Japanese/English
Toyota has introduced the first car that uses a hybrid of petrol and electricity for power.
The Prius (pron: PREEH-us) four-door small sedan will sell only in Japan and will cost 2.15 million Japanese yen or 17-thousand-700 U-S dollars.
Toyota claims the car emits only half the carbon dioxide of a similar gasoline-powered vehicle and cuts other tailpipe emissions by about 90 percent.
It comes less than 24 hours after the Japanese government delivered an anti-global warming plan that would require individuals to curb their use of the petrol-fuelled car.
The car of the future?
Toyota on Tuesday unveiled the first environmentally-friendly hybrid car.
The four-door sedan, is cheap by Japanese standards, at 17-thousand-700 U-S dollars; efficient, doing 28 kilometres to a litre -- or 66 miles per gallon -- and easy on pollution, with a 90 percent reduction in tailpipe emissions.
SOUNDBITE: (Japanese)
"We need to aggressively challenge over- technological innovation.

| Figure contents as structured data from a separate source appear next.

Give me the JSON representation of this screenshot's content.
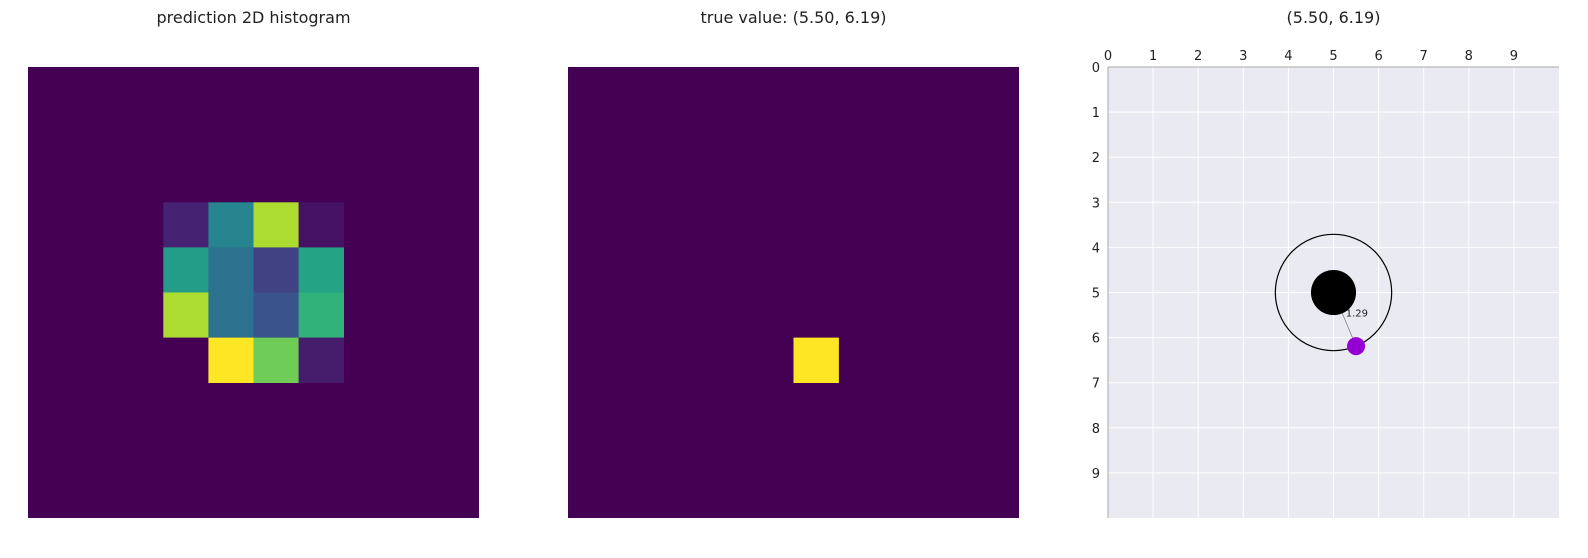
{
  "chart_data": [
    {
      "type": "heatmap",
      "title": "prediction 2D histogram",
      "grid_size": 10,
      "colormap": "viridis",
      "background_color": "#440154",
      "cells": [
        {
          "row": 3,
          "col": 3,
          "value": 0.1
        },
        {
          "row": 3,
          "col": 4,
          "value": 0.45
        },
        {
          "row": 3,
          "col": 5,
          "value": 0.88
        },
        {
          "row": 3,
          "col": 6,
          "value": 0.05
        },
        {
          "row": 4,
          "col": 3,
          "value": 0.55
        },
        {
          "row": 4,
          "col": 4,
          "value": 0.38
        },
        {
          "row": 4,
          "col": 5,
          "value": 0.2
        },
        {
          "row": 4,
          "col": 6,
          "value": 0.58
        },
        {
          "row": 5,
          "col": 3,
          "value": 0.88
        },
        {
          "row": 5,
          "col": 4,
          "value": 0.38
        },
        {
          "row": 5,
          "col": 5,
          "value": 0.26
        },
        {
          "row": 5,
          "col": 6,
          "value": 0.65
        },
        {
          "row": 6,
          "col": 3,
          "value": 0.0
        },
        {
          "row": 6,
          "col": 4,
          "value": 1.0
        },
        {
          "row": 6,
          "col": 5,
          "value": 0.78
        },
        {
          "row": 6,
          "col": 6,
          "value": 0.08
        }
      ]
    },
    {
      "type": "heatmap",
      "title": "true value: (5.50, 6.19)",
      "grid_size": 10,
      "colormap": "viridis",
      "background_color": "#440154",
      "cells": [
        {
          "row": 6,
          "col": 5,
          "value": 1.0
        }
      ]
    },
    {
      "type": "scatter",
      "title": "(5.50, 6.19)",
      "xlim": [
        0,
        10
      ],
      "ylim": [
        10,
        0
      ],
      "x_ticks": [
        "0",
        "1",
        "2",
        "3",
        "4",
        "5",
        "6",
        "7",
        "8",
        "9"
      ],
      "y_ticks": [
        "0",
        "1",
        "2",
        "3",
        "4",
        "5",
        "6",
        "7",
        "8",
        "9"
      ],
      "x_axis_position": "top",
      "grid": true,
      "background_color": "#eaeaf2",
      "points": [
        {
          "name": "prediction",
          "x": 5.0,
          "y": 5.0,
          "color": "#000000",
          "size": 1.0
        },
        {
          "name": "true",
          "x": 5.5,
          "y": 6.19,
          "color": "#9400d3",
          "size": 0.4
        }
      ],
      "circle": {
        "cx": 5.0,
        "cy": 5.0,
        "r": 1.29
      },
      "distance_label": "1.29"
    }
  ]
}
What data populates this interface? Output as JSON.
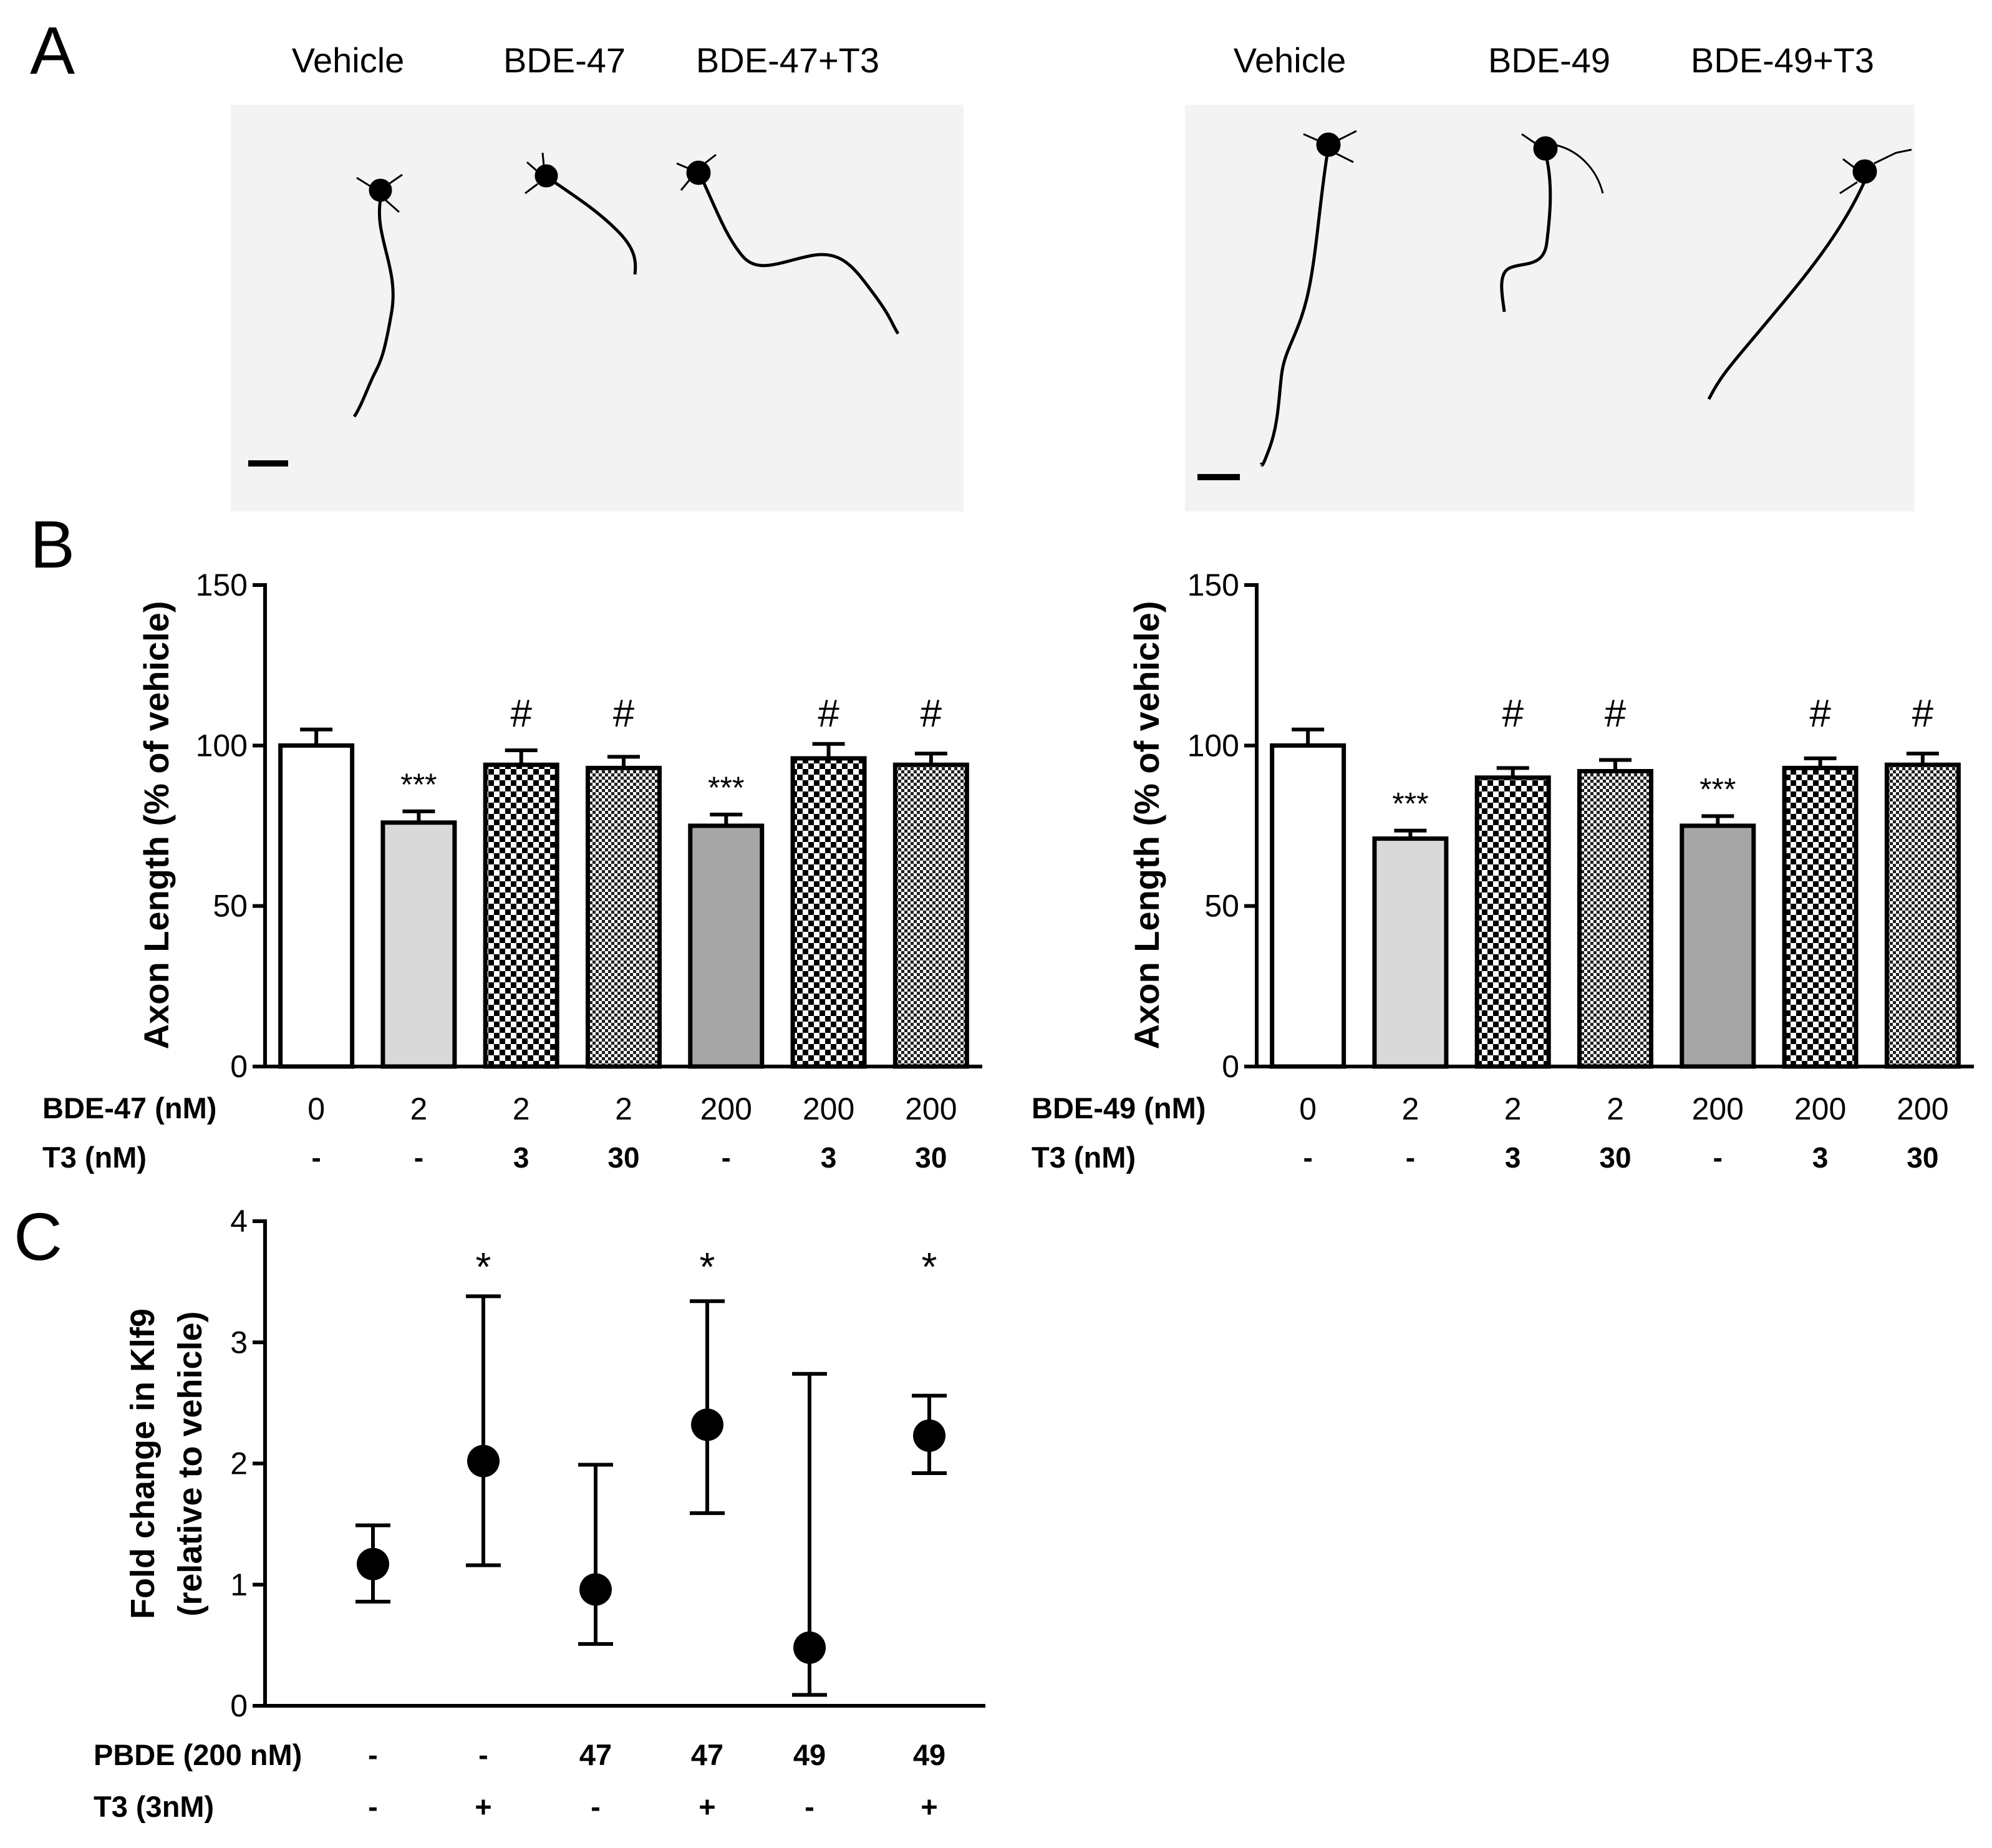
{
  "panel_labels": {
    "a": "A",
    "b": "B",
    "c": "C"
  },
  "panel_a": {
    "left": {
      "labels": [
        "Vehicle",
        "BDE-47",
        "BDE-47+T3"
      ]
    },
    "right": {
      "labels": [
        "Vehicle",
        "BDE-49",
        "BDE-49+T3"
      ]
    }
  },
  "colors": {
    "vehicle_fill": "#ffffff",
    "light_gray": "#d9d9d9",
    "dark_gray": "#a6a6a6",
    "pattern_dark": "#000000",
    "image_bg": "#f3f3f3"
  },
  "chart_data": [
    {
      "id": "bde47",
      "type": "bar",
      "title": "",
      "ylabel": "Axon Length (% of vehicle)",
      "ylim": [
        0,
        150
      ],
      "yticks": [
        0,
        50,
        100,
        150
      ],
      "row_labels": {
        "compound": "BDE-47 (nM)",
        "t3": "T3 (nM)"
      },
      "categories": [
        "0",
        "2",
        "2",
        "2",
        "200",
        "200",
        "200"
      ],
      "t3": [
        "-",
        "-",
        "3",
        "30",
        "-",
        "3",
        "30"
      ],
      "values": [
        100,
        76,
        94,
        93,
        75,
        96,
        94
      ],
      "errors": [
        5,
        3.5,
        4.5,
        3.5,
        3.5,
        4.5,
        3.5
      ],
      "annotations": [
        "",
        "***",
        "#",
        "#",
        "***",
        "#",
        "#"
      ],
      "fills": [
        "white",
        "light",
        "check-coarse",
        "check-fine",
        "dark",
        "check-coarse",
        "check-fine"
      ]
    },
    {
      "id": "bde49",
      "type": "bar",
      "title": "",
      "ylabel": "Axon Length (% of vehicle)",
      "ylim": [
        0,
        150
      ],
      "yticks": [
        0,
        50,
        100,
        150
      ],
      "row_labels": {
        "compound": "BDE-49 (nM)",
        "t3": "T3 (nM)"
      },
      "categories": [
        "0",
        "2",
        "2",
        "2",
        "200",
        "200",
        "200"
      ],
      "t3": [
        "-",
        "-",
        "3",
        "30",
        "-",
        "3",
        "30"
      ],
      "values": [
        100,
        71,
        90,
        92,
        75,
        93,
        94
      ],
      "errors": [
        5,
        2.5,
        3,
        3.5,
        3,
        3,
        3.5
      ],
      "annotations": [
        "",
        "***",
        "#",
        "#",
        "***",
        "#",
        "#"
      ],
      "fills": [
        "white",
        "light",
        "check-coarse",
        "check-fine",
        "dark",
        "check-coarse",
        "check-fine"
      ]
    },
    {
      "id": "klf9",
      "type": "scatter",
      "title": "",
      "ylabel_line1": "Fold change in Klf9",
      "ylabel_line2": "(relative to vehicle)",
      "ylim": [
        0,
        4
      ],
      "yticks": [
        0,
        1,
        2,
        3,
        4
      ],
      "row_labels": {
        "compound": "PBDE (200 nM)",
        "t3": "T3 (3nM)"
      },
      "categories": [
        "-",
        "-",
        "47",
        "47",
        "49",
        "49"
      ],
      "t3": [
        "-",
        "+",
        "-",
        "+",
        "-",
        "+"
      ],
      "values": [
        1.17,
        2.02,
        0.96,
        2.32,
        0.48,
        2.23
      ],
      "err_low": [
        0.86,
        1.16,
        0.51,
        1.59,
        0.09,
        1.92
      ],
      "err_high": [
        1.49,
        3.38,
        1.99,
        3.34,
        2.74,
        2.56
      ],
      "annotations": [
        "",
        "*",
        "",
        "*",
        "",
        "*"
      ]
    }
  ]
}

Furthermore, we will open the new era by repeatedly conversing with society."
SUPER CAPTION: Hiroshi Okuda, President of Toyota Motor Co.
Toyota is the first on to the market.
All the major car manufacturers, including America's Big Three, General Motors, Ford and Chrysler, and the Europeans are also working on hybrid technology.
But Toyota is the only one so far to actually bring a hybrid to the showrooms.
Toyota says it plans to sell about 1-thousand hybrids a year.
How the car will be received by consumers is unclear.
But it is sure to excite engineers across the world, who will be taking a good look at the first Prius they can get their hands on.
The hybrid is clever and expensive technology.
It runs on electricity at lower speeds when the petrol engine is less efficient and switches to petrol only after it picks up speed.
But unlike the even cleaner electric car that has to be recharged after 200 kilometres (120 miles), the driver only needs to take it to a regular gas station because its engine and brakes keep the hybrid recharged.
Although its fuel economy is an attraction in Japan, given its high petrol prices -- 90 yen per litre or 2.80 dollars U-S per gallon), how much consumers are willing to pay for a hybrid remains a question.
Both Nissan and Honda Motor Co. have recently disclosed their own hybrid technology and say they plan to put a hybrid car on the market in the next year or so.
SOUNDBITE: (English)
"This is just, you know, the headstart on various hybrid systems being developed by Japanese, American and European automakers. So we'll see how it evolves but I think this is a very good headstart."
SUPER CAPTION: Toshio Aritake, Bureau of National Affairs
But for Toyota there is a certain cache to being first.
It's also good marketing. Toyota will be in a good position to monitor customer feedback and adjust later models accordingly.
Meanwhile, a Japanese engineering firm has unveiled the world's first magnetic powered vehicle -- albeit a small one.
With this truck, seen here in a model version, the Nihon Riken company claims petrol would be redundant for transporting goods by road and could be used only for cars and heavy industry.
The company has developed a system which is says will replace petrol with magnets as an energy source.
Teruo Kawai, the head of the project team discovered how to convert the electromagnetic energy of the permanent magnet into output energy by introducing a special switching function.
In a series of applications, iron is combined with a permanent magnet to be used as one magnetic substance.
SOUNDBITE: (Japanese)
"My final goal is, at the time when people's biggest concern is pollution, to produce a car that would not cause any pollution at all. I want to make a motor which needs less battery and is effective. That's is to say, a motor with a new concept."
SUPER CAPTION: Teruo Kawai, inventor of magnetic powered vehicle
The development of new environmentally-friendly power sources is timely.
The Japanese government has just set out a plan to reduce greenhouse emissions by 5 percent, including deadly carbon dioxide, methane and nitrous oxide.
The plan calls for people to substantially reduce their use of the conventional petrol-powered car.